Afrika wird für Indien immer wichtiger. Warum – und wie macht sich das bemerkbar?
Ruchita Beri: Afrika ist keineswegs plötzlich wichtig für Indien geworden. Indien hat vielmehr seit Jahrhunderten enge Beziehungen zu Afrika. Bereits zu Zeiten der Induskultur 2.000 Jahre vor Christus waren indische Händler in Ostafrika aktiv. Dennoch lässt sich sagen, dass die Beziehungen zwischen Indien und Afrika in den vergangenen Jahren intensiviert wurden. Premierminister Modi räumt nach eigener Aussage Afrika in seiner Außenpolitik höchste Priorität ein.

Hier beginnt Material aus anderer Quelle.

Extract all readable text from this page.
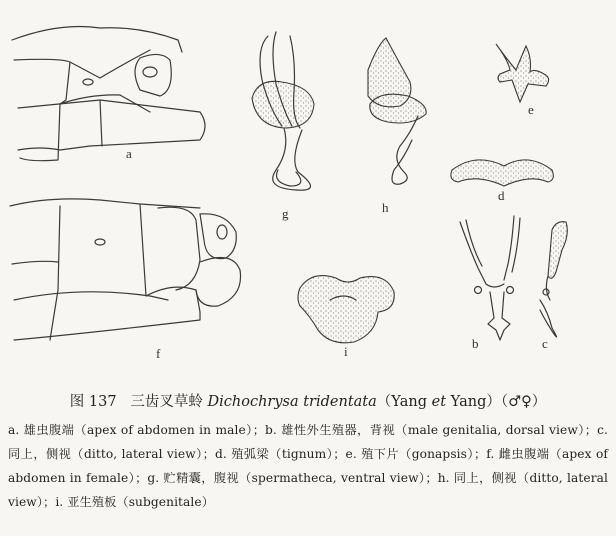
a
g	h
e
d
f	i
b	c

图 137 三齿叉草蛉 Dichochrysa tridentata（Yang et Yang）（♂♀）

a. 雄虫腹端（apex of abdomen in male）；b. 雄性外生殖器，背视（male genitalia, dorsal view）；c. 同上，侧视（ditto, lateral view）；d. 殖弧梁（tignum）；e. 殖下片（gonapsis）；f. 雌虫腹端（apex of abdomen in female）；g. 贮精囊，腹视（spermatheca, ventral view）；h. 同上，侧视（ditto, lateral view）；i. 亚生殖板（subgenitale）
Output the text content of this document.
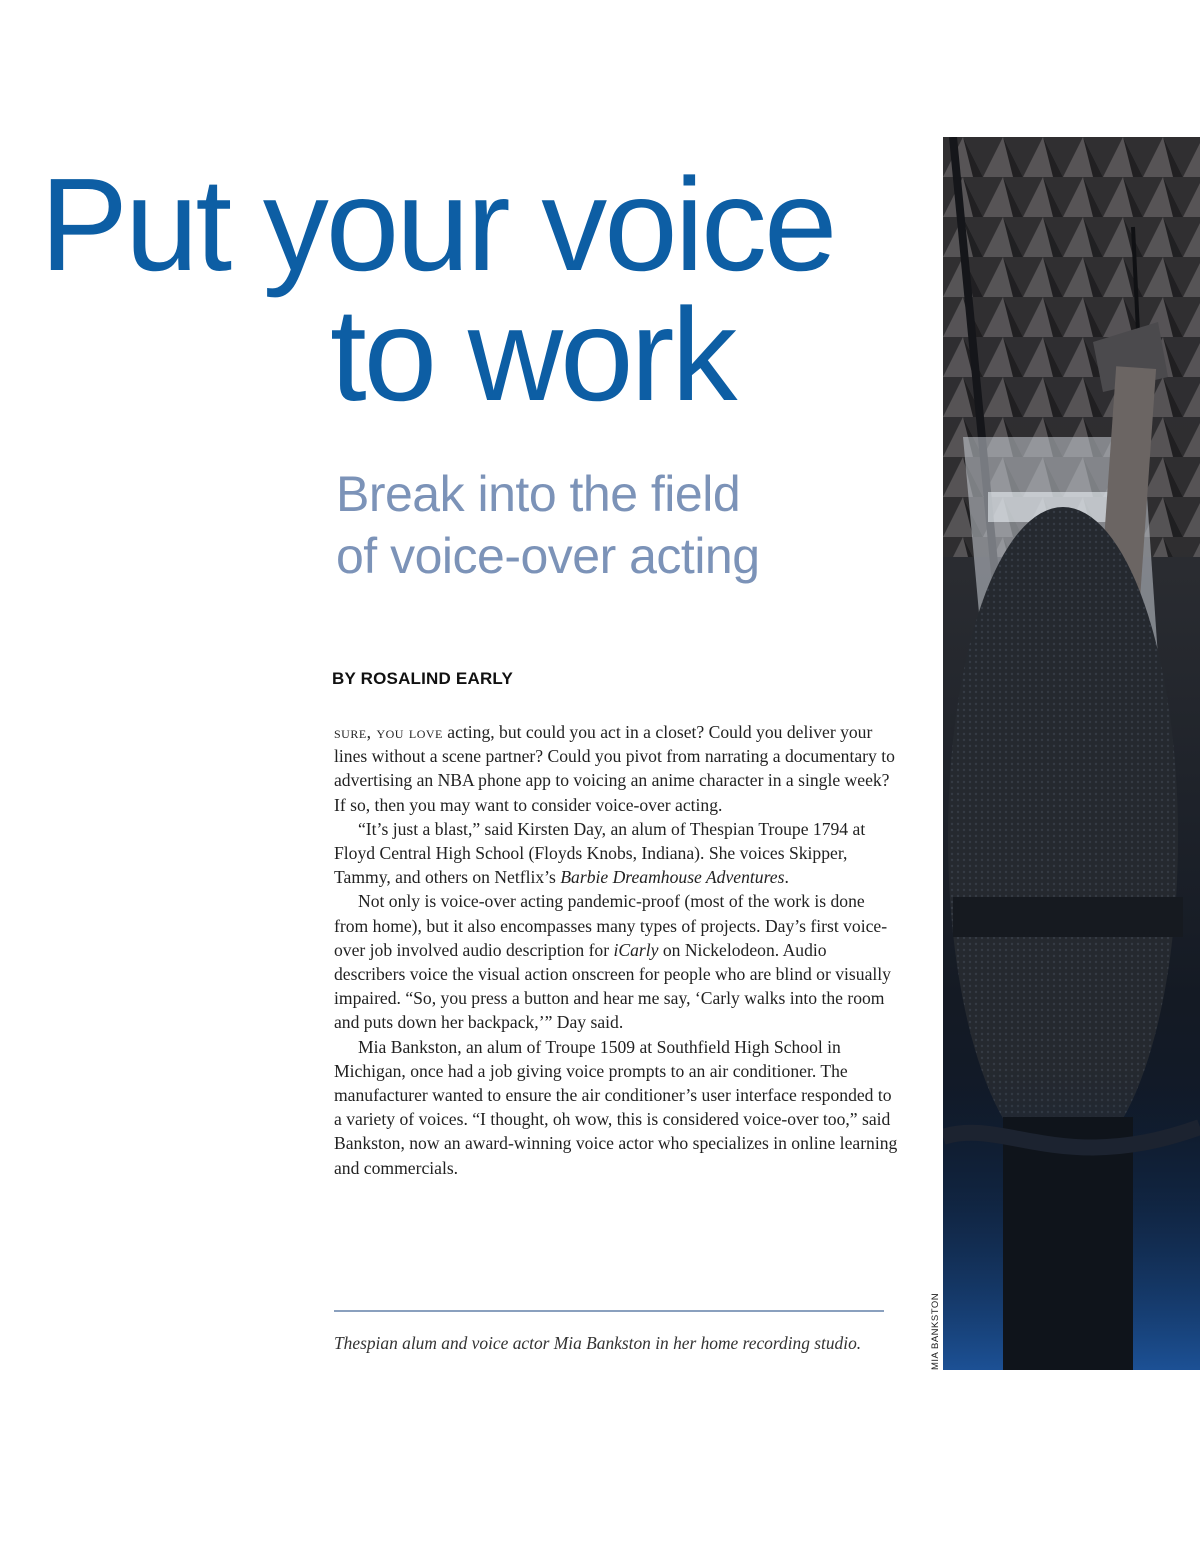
Put your voice
to work
Break into the field
of voice-over acting
BY ROSALIND EARLY

sure, you love acting, but could you act in a closet? Could you deliver your lines without a scene partner? Could you pivot from narrating a documentary to advertising an NBA phone app to voicing an anime character in a single week? If so, then you may want to consider voice-over acting.

“It’s just a blast,” said Kirsten Day, an alum of Thespian Troupe 1794 at Floyd Central High School (Floyds Knobs, Indiana). She voices Skipper, Tammy, and others on Netflix’s Barbie Dreamhouse Adventures.

Not only is voice-over acting pandemic-proof (most of the work is done from home), but it also encompasses many types of projects. Day’s first voice-over job involved audio description for iCarly on Nickelodeon. Audio describers voice the visual action onscreen for people who are blind or visually impaired. “So, you press a button and hear me say, ‘Carly walks into the room and puts down her backpack,’” Day said.

Mia Bankston, an alum of Troupe 1509 at Southfield High School in Michigan, once had a job giving voice prompts to an air conditioner. The manufacturer wanted to ensure the air conditioner’s user interface responded to a variety of voices. “I thought, oh wow, this is considered voice-over too,” said Bankston, now an award-winning voice actor who specializes in online learning and commercials.

Thespian alum and voice actor Mia Bankston in her home recording studio.	MIA BANKSTON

Ist dieses Interesse vor allem wirtschaftlich oder eher geopolitisch motiviert?
Beri: Beides zugleich. Indien versucht seinen Einfluss im Indopazifik auszubauen – und Ostafrika ist ein integraler Teil dieser sicherheitspolitisch bedeutsamen Region. Die meisten dieser Länder sind quasi Indiens maritime Nachbarn. Seit den 1990er Jahren hat aber auch der Handel zwischen Indien und Afrika enorm zugenommen. Dass einige der am schnellsten wachsenden Volkswirtschaften der Welt in Afrika liegen, ist uns auch in Indien bewusst.
Welche Rolle spielt die gemeinsame koloniale Erfahrung in den Beziehungen?
Beri: Das ist eine der wichtigsten und tiefgehendsten Verbindungen zwischen Indien und den afrikanischen Ländern. Ich würde sogar so weit gehen, zu sagen, dass sich daraus eine Art von Brüderlichkeit zwischen Afrika und Indien ergibt, die einzigartig ist. Darauf bauen beide Seiten politisch und wirtschaftlich auch auf.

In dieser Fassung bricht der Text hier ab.